Status (latest): Introduced Nov 12, 2024; withdrawn from committee / reported as indefinitely postponed (house status updated 05/06/2025). This summary is based on the bill text and legislative history filed with the House (commonly titled “Tenancy in Common / E‑Notary / Small Claims Changes”).

Purpose / Intent

HB 556 is a multi‑topic bill that (1) codifies and modernizes the law governing tenancy in common (co‑ownership of real property); (2) updates notary public rules (including electronic/remote notarization provisions requested by the Secretary of State); and (3) changes procedural rules in small claims and summary ejectment cases (timing for appeals and authorized litigation costs).
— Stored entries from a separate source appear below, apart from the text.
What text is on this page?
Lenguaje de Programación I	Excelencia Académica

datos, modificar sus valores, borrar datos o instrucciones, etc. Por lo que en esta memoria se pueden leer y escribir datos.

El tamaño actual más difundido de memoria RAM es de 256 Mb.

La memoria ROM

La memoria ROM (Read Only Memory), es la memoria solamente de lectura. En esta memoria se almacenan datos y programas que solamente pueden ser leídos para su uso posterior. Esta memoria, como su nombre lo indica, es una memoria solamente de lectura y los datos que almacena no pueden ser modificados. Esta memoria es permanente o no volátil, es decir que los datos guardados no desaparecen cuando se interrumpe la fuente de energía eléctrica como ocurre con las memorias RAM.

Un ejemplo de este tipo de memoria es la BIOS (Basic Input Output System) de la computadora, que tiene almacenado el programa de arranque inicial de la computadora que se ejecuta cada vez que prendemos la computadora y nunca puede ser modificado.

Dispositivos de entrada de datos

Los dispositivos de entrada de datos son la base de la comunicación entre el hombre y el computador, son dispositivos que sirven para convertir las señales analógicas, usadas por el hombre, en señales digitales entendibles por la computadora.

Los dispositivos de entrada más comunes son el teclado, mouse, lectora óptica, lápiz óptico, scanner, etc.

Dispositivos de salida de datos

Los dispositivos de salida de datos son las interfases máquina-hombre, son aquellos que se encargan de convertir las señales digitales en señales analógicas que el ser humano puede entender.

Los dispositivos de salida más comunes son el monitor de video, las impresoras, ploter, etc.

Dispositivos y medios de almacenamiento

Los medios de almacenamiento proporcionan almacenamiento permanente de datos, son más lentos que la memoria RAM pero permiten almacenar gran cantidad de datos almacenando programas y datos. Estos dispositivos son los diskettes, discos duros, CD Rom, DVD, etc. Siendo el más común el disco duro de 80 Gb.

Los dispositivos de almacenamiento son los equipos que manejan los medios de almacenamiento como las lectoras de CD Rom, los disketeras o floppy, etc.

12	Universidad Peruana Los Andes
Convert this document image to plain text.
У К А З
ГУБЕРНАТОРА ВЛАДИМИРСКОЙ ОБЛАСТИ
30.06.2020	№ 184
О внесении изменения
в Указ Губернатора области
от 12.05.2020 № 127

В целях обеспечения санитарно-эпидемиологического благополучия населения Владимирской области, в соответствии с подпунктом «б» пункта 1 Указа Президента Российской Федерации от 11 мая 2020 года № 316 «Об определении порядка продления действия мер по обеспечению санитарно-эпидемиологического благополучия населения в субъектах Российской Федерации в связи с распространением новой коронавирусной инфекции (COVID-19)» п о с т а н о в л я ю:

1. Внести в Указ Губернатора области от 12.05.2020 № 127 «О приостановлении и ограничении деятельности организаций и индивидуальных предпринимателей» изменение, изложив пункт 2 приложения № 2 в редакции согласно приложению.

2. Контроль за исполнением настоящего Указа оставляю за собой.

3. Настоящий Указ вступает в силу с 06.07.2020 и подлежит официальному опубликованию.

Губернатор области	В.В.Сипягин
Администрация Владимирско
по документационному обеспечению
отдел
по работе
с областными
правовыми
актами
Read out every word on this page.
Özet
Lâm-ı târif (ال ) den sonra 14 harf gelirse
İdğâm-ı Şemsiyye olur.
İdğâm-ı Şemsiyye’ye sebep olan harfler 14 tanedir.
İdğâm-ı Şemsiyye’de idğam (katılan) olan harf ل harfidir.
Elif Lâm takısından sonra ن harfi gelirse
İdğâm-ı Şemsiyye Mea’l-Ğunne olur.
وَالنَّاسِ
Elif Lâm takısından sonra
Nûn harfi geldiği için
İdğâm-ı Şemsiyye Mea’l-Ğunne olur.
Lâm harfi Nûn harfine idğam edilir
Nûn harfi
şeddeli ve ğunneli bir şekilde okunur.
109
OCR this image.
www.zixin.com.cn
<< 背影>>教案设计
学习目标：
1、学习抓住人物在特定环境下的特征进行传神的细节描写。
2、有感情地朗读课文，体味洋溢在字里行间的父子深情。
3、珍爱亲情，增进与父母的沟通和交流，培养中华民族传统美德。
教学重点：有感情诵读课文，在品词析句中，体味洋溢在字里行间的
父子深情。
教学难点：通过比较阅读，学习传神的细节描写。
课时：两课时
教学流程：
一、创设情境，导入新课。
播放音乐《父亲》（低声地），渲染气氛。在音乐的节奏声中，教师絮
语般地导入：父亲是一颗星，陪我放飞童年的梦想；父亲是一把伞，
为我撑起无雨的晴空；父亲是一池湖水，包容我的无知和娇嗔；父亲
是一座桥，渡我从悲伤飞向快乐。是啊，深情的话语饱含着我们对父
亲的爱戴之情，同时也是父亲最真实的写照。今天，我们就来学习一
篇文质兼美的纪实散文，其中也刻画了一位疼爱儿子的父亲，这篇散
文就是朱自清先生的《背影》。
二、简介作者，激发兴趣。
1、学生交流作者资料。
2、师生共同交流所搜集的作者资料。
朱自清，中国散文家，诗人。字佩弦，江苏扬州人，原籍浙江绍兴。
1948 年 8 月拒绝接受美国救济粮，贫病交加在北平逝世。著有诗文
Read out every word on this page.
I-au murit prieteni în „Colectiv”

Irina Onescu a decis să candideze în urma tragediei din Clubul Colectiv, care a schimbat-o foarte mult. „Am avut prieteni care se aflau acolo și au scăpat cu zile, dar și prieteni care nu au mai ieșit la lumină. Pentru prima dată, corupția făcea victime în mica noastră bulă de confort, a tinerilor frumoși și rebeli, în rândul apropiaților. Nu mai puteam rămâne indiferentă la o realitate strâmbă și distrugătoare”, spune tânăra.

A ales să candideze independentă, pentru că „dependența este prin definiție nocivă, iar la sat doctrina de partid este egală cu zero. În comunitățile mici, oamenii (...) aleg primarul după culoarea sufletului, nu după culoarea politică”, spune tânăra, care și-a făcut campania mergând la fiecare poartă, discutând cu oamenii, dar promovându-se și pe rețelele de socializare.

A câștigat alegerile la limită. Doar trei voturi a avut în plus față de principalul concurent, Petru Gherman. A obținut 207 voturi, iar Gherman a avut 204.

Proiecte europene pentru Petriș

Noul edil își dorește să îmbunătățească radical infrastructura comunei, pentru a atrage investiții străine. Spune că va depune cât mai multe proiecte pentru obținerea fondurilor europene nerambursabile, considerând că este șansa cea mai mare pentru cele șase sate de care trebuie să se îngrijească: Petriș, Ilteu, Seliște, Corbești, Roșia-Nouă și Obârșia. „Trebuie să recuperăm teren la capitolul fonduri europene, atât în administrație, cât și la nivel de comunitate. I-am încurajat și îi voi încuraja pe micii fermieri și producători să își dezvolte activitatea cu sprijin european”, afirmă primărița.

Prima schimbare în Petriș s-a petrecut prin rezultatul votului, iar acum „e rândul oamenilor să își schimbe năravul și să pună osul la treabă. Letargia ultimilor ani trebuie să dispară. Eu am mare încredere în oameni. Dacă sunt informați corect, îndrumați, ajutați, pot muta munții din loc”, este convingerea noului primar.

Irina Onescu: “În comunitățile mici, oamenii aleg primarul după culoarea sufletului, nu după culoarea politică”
The bill also addresses local government preemption regarding source‑of‑income rental rules.

Key provisions

  • Tenancy in Common (new statutory Article)

    • Defines terms such as “actual ouster” and “constructive ouster,” with a 20‑year presumption framework for constructive ouster when certain conditions are met.
    • Clarifies how a tenancy in common is created (by conveyance language or, in some cases, by operation of law).
    • Establishes basic rights and duties of cotenants: each cotenant has a right to possession; possession by one is generally possession by all (limits on actions between cotenants absent ouster).
    • Sets rules for rents and profits (pro rata sharing), accounting remedies for unequal receipts, and reimbursement/contribution rules for necessary repairs, taxes, and encumbrances.
    • Addresses improvements: no automatic right to contribution for non‑repair improvements, but provides remedies in partition (credit for value added or allocation of improved portion).
    • Provides procedures for partition, accounting, and related remedies (quiet title, etc.)—codifying and clarifying common‑law doctrines into statute.
  • Notary Public / E‑Notary changes

    • Amends North Carolina’s notary statutes to incorporate changes requested by the Secretary of State, including provisions enabling or clarifying electronic/remote notarization practices (exact technical details are in the bill text).
    • Modernizes certain notary administrative and procedural requirements to reflect electronic workflows.
  • Small Claims and Summary Ejectment

    • Clarifies what litigation costs are authorized in summary ejectment (eviction) proceedings.
    • Establishes the small claims appeal period to begin when a judgment is rendered (rather than a different trigger), clarifying appellate timing for parties.
  • Local ordinance preemption (landlord/tenant)

    • Prohibits counties and municipalities from adopting ordinances/rules that would bar landlords from refusing to rent based on a tenant’s lawful source of income when that source includes federal housing assistance—i.e., limits local restrictions that would compel acceptance of federally‑sourced rental assistance.

Who is affected

  • Property owners and cotenants (tenancy in common) — owners, heirs, trustees, estate planners.
  • Landlords and tenants — eviction procedure and local ordinance preemption.
  • Notaries public and entities using notarizations — especially those relying on electronic/remote notarization.
  • Courts and attorneys — new statutory causes of action, procedural timing, and remedies.
  • Local governments — constrained from adopting certain source‑of‑income tenant protections.

Procedural / Timeline notes

  • Introduced Nov 12, 2024. Public hearings and committee activity occurred (testimony recorded 04/03/2025). According to available legislative actions, the bill was later withdrawn from committee and reported “indefinitely postponed” as of 05/06/2025. If reintroduced or revived, final statutory language and effective dates would depend on subsequent legislative action.

Note: This summary synthesizes the bill’s principal provisions as drafted. Consult the bill text for precise statutory language and for any cross‑references or technical amendments.

Compiled from official sources — confirm details with the bill’s official record.